Songs in Lexington (and One Particular Song from Castle Island)

This Friday, 22 October, the Lexington Historical Society will host a reception celebrating the release of a new C.D. from Diane Taraz called Songs of the Revolution. Taraz will be joined by Jonathan Gilbert on vocals, recorder, and mandolin, and by the Lexington Historical Society Colonial Singers. The organization’s announcement says, “Drop in anytime between 7 and 9 pm,” and promises refreshments as well as music.

One song on Taraz’s album is “The Castle Island Song,” so named in Frank Moore’s Songs and Ballads of the American Revolution, published in 1856. Using the tune of “Derry Down,” that song has become a staple of Americana since being widely republished during the Bicentennial. I was already looking into its history when I saw Taraz’s C.D. for sale.

Moore stated:

These verses appeared in a broadside, a short time after the “massacre of the fifth of March,” 1770, as a “new song much in vogue among the friends to arbitrary power, and the soldiery at Castle Island, where it was composed, since the troops have evacuated the town of Boston.”
Loyalists didn’t describe themselves that way, of course; only Whigs would have called them “friends to arbitrary power.” Some historians even say the whole song was composed by Whigs as a provocation. The lyrics certainly are provocative:
You simple Bostonians, I’d have you beware,
Of your liberty Tree, I would have you take care,
For if that we chance to return to the town,
Your houses and stores will come tumbling down,
Derry down, down, hey, derry down.

If you will not agree to Old England’s laws,
I fear that King Hancock will soon get the yaws.
But he need not fear, for I swear we will,
For the want of a doctor, give him a hard pill.

A brave re-inforcement we soon think to get;
Then we will make you, poor pumpkins, to sweat;
Our drums they’ll rattle, and then you will run
To the devil himself, from the sight of a gun.

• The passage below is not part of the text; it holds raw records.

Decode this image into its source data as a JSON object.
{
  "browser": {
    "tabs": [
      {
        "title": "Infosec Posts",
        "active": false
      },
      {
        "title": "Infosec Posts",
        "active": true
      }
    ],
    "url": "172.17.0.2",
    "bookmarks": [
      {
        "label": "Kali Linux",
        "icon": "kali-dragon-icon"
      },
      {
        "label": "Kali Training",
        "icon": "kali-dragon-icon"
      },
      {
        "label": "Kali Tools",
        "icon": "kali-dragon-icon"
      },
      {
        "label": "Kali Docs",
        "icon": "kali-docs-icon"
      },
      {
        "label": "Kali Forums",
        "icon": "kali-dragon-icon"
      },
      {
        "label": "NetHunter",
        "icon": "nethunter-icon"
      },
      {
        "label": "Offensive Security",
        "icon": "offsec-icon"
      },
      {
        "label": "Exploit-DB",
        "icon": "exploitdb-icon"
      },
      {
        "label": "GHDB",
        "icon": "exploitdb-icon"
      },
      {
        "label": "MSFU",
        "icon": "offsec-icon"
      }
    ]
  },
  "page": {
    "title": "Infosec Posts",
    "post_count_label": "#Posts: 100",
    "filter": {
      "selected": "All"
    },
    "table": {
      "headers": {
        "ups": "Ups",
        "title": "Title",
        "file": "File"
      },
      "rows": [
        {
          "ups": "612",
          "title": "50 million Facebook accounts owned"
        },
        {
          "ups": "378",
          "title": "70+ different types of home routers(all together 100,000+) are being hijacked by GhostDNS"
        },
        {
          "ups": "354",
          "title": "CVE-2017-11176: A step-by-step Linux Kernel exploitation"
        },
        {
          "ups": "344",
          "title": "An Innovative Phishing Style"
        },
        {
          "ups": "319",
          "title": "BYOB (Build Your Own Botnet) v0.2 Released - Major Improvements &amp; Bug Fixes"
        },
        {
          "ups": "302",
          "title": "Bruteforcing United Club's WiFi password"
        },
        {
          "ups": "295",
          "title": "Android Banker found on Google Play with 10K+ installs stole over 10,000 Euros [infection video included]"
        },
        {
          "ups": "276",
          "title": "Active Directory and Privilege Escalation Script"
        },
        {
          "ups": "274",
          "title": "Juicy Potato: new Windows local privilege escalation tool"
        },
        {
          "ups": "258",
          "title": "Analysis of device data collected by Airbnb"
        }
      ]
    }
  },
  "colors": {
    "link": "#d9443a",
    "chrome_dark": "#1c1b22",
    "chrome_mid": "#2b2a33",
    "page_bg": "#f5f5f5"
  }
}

Our fleet and our army, they soon will arrive,
Then to a bleak island, you shall not us drive.
In every house, you shall have three or four,
And if that will not please you, you shall have half a score.
Derry down, down, hey, derry down.
My questions about this song start with the fact that nobody appears to have found that broadside besides Moore. It’s not mentioned in Broadsides, Ballads, &c. Printed in Massachusetts, 1639-1800 (1922) or Massachusetts Broadsides of the American Revolution (1976). No copies are reproduced in the Archive of Americana or American Memory databases.

I associate the phrase “King Hancock” with the mid-1770s, and the lyrics about “Our fleet and our army” and “In every house” seem to reflect understandings dating from years or decades after 1770. “The Castle Island Song” can be lovely music, but I suspect it really belongs in the category of “remembering the Revolution.”

1 comment:

J. L. Bell said...

My suspicion was wrong. I found a version of this song published in the Boston Gazette in March 1770. The headline is somewhat different from what Moore quoted but still clearly implies the verses were composed by soldiers from the regiments just ordered out of Boston.